Today Ismay would confirm the need to keep the United States constructively engaged with Europeans, to encourage the Germans to act and engage responsibly across the security spectrum, and to ensure that an apparatus is in place to deal with major rising and revisionist powers, such as India, China, Russia, and Brazil. Therefore, in an age of austerity whilst the affordability of defence will necessarily be at the heart of Anglo-French defence co-operation such a relationship must reflect a realignment of respective national strategies.

Creating Leadership Hubs

Certainly the treaty takes at best tentative steps towards meaningful defence co-operation with much of the emphasis on the military tail rather than military teeth. However, it is noticeable that the treaty focusses not only on areas vital to the respective national influence of both countries, but also on those areas likely to create Franco-British leadership hubs. These include easing the cost of strategic nuclear sovereignty, promoting naval strike cooperation as a step on the road to a European carrier battle group, creating a combined joint expeditionary force, better sharing of strategic intelligence, as well as defence-industrial convergence, specific project cooperation over ‘big ticket’ items such as strategic air lift and air-to-air refuelling and joint training.

Britain and France – Bringing Strategic Sanity Back to Europe?
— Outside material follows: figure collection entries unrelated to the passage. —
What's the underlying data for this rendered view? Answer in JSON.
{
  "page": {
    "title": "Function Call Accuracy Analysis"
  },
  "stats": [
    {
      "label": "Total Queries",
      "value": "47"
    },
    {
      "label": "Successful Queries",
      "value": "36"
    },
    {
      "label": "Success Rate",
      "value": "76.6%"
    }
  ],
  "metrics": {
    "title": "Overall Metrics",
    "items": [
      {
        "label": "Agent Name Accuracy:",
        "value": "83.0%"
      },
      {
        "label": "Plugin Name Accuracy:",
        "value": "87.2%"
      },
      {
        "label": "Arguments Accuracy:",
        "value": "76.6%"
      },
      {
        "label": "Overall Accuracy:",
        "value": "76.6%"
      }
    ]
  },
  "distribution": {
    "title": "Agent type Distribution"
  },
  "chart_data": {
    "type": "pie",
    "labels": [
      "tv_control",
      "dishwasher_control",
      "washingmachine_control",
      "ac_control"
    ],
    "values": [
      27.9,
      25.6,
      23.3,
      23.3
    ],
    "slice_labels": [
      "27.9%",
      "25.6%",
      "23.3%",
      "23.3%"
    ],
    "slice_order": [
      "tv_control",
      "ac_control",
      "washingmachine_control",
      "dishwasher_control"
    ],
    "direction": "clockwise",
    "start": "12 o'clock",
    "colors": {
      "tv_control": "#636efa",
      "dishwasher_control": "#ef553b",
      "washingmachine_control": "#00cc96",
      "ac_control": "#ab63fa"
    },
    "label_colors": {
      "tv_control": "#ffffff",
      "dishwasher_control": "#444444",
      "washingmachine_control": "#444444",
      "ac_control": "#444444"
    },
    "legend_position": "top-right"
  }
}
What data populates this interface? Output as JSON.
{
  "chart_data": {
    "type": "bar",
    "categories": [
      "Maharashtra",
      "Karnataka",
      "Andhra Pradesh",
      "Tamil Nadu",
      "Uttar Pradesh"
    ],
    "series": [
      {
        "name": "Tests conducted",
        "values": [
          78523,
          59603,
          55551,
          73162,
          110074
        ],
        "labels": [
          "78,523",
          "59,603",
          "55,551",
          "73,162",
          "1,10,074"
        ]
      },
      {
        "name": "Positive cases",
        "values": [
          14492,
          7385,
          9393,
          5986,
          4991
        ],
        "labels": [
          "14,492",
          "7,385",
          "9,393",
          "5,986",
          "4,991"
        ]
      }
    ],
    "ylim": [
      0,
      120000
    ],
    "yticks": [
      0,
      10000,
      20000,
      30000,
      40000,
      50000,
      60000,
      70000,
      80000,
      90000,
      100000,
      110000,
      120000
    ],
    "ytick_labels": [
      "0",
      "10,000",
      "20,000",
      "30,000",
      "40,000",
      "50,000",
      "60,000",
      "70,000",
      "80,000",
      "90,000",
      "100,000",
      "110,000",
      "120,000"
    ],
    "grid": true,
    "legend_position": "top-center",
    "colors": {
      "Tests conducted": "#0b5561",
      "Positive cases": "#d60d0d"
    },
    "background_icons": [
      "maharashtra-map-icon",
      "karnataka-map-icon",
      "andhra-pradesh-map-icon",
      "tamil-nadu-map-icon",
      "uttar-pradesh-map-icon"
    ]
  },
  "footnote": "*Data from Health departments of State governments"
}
Clearly, both countries have invested significant strategic ambition in an audacious political demarche. Why? Because ultimately both Britain and France understand fully that they are in relative and parallel decline, just as they implicitly recognised such decline back in 1911 and showed a radical willingness to combat such decline. Thus only through strong partnerships can both London and Paris re-establish the prerequisite for influence vital to security. Franco-British defence cooperation is thus not just vital for London and Paris but for a Europe that is dangerously and strategically adrift. Indeed, joint purpose and effectiveness must be reflected in the contemporary strategy of two old powers that, together and apart, have shaped Europe and the modern world for over 300 years. The alternative is stark. To paraphrase Neville Chamberlain, Britain and France are in danger of becoming small countries far away from the centre of power about which they know little, locked as they are too often in a parochial struggle for the leadership of a Europe that has declared itself to be dangerously irrelevant.